Annual consumption is about 4.2 million tonnes.

“There is no chance of imports as we will have a surplus in the next season and there is still stock available from the previous season,” he said.

Crushing will start in the main sugar-growing province of Punjab by the weekend and in Sindh a week later where farmers still had problems with floodwaters after a heavy monsoon rainfall in August and September.

Pakistan produced 4.1 million tonnes of refined sugar in 2010/11 (July-June) year despite devastating floods in 2010.

Pakistan’s government last month decided to import 100,000 tonnes of refined sugar to beef up reserves, without setting a timetable.

But a tender by the state-run Trading Corporation of Pakistan (TCP) early this month to purchase 200,000 tonnes of sugar from local mills, and promises of more supplies by PSMA may reverse the decision to import.

Kayani said mills intend to sell another 200,000 tonnes of surplus refined sugar to the government over January to February, and another 300,000 tonnes around mid-April, at the end of crushing season.
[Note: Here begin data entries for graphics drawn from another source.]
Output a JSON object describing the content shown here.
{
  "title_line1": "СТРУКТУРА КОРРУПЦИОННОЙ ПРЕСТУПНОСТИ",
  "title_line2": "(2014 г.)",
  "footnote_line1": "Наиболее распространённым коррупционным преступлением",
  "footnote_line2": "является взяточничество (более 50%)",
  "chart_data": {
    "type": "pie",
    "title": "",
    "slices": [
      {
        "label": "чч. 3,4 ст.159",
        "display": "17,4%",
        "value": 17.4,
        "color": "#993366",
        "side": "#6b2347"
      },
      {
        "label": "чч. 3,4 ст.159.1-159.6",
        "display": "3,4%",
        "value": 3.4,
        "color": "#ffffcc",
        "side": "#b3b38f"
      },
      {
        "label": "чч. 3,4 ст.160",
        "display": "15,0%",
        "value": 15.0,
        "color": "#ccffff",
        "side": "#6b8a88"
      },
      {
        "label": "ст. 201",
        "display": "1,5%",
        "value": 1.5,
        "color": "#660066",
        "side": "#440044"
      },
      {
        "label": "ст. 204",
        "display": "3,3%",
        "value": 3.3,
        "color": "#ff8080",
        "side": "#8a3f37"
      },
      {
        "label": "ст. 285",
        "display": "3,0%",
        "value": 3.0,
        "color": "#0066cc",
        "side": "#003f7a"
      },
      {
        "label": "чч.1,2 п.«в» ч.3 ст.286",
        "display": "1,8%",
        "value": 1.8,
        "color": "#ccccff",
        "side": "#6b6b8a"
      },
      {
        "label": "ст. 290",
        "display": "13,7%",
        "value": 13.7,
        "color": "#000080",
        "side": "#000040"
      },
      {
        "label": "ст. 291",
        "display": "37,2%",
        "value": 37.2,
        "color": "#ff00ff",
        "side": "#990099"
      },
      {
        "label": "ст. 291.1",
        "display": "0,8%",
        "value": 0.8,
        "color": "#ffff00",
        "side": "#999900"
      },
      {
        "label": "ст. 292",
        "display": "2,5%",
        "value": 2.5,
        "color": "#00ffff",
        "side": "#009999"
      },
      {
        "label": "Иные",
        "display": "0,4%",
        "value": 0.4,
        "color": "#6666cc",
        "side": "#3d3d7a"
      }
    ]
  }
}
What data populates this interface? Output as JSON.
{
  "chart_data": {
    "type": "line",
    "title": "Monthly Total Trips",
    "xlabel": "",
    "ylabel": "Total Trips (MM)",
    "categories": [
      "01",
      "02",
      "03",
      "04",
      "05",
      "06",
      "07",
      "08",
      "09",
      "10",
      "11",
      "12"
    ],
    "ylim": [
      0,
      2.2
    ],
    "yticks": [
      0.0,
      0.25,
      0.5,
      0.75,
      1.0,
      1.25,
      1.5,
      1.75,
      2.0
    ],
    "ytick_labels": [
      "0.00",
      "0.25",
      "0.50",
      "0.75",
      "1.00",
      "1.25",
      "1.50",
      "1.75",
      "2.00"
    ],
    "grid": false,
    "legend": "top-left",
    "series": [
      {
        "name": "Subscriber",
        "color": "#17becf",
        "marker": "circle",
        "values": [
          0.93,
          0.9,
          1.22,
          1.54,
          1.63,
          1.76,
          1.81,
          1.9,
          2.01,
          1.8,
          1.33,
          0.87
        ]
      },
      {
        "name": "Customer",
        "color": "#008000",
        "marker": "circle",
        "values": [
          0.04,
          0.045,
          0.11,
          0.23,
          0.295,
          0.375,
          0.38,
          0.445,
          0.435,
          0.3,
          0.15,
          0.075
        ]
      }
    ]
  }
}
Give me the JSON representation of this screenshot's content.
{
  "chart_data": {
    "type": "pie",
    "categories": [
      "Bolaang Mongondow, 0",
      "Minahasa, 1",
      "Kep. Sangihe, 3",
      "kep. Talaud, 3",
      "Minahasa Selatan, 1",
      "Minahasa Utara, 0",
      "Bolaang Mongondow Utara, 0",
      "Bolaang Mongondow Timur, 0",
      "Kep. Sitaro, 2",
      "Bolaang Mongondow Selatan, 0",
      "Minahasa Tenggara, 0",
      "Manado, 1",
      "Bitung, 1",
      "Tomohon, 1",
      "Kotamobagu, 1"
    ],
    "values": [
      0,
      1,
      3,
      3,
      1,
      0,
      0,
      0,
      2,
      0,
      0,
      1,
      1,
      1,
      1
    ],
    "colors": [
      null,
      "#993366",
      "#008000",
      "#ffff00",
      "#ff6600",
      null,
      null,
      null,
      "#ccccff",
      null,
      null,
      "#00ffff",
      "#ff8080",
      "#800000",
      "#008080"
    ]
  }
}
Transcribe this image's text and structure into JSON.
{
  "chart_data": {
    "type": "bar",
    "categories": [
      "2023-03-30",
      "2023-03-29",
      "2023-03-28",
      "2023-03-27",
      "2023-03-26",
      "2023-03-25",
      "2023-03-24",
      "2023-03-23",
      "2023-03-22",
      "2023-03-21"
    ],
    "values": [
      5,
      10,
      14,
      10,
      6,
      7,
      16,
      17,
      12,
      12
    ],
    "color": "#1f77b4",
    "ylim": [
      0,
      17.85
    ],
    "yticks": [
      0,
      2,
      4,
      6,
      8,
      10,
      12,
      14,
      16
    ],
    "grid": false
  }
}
He expects the government to approve the tender which, he said, would help millers make payments to farmers and ensure smooth crushing.

A TCP official said a total of 32 bids for the sale of 215,000 tonnes of sugar had been received against the tender opened on Saturday in a price range of 65,000 rupees ($750.058) and 66,000 rupees, and a decision on bids was likely this week.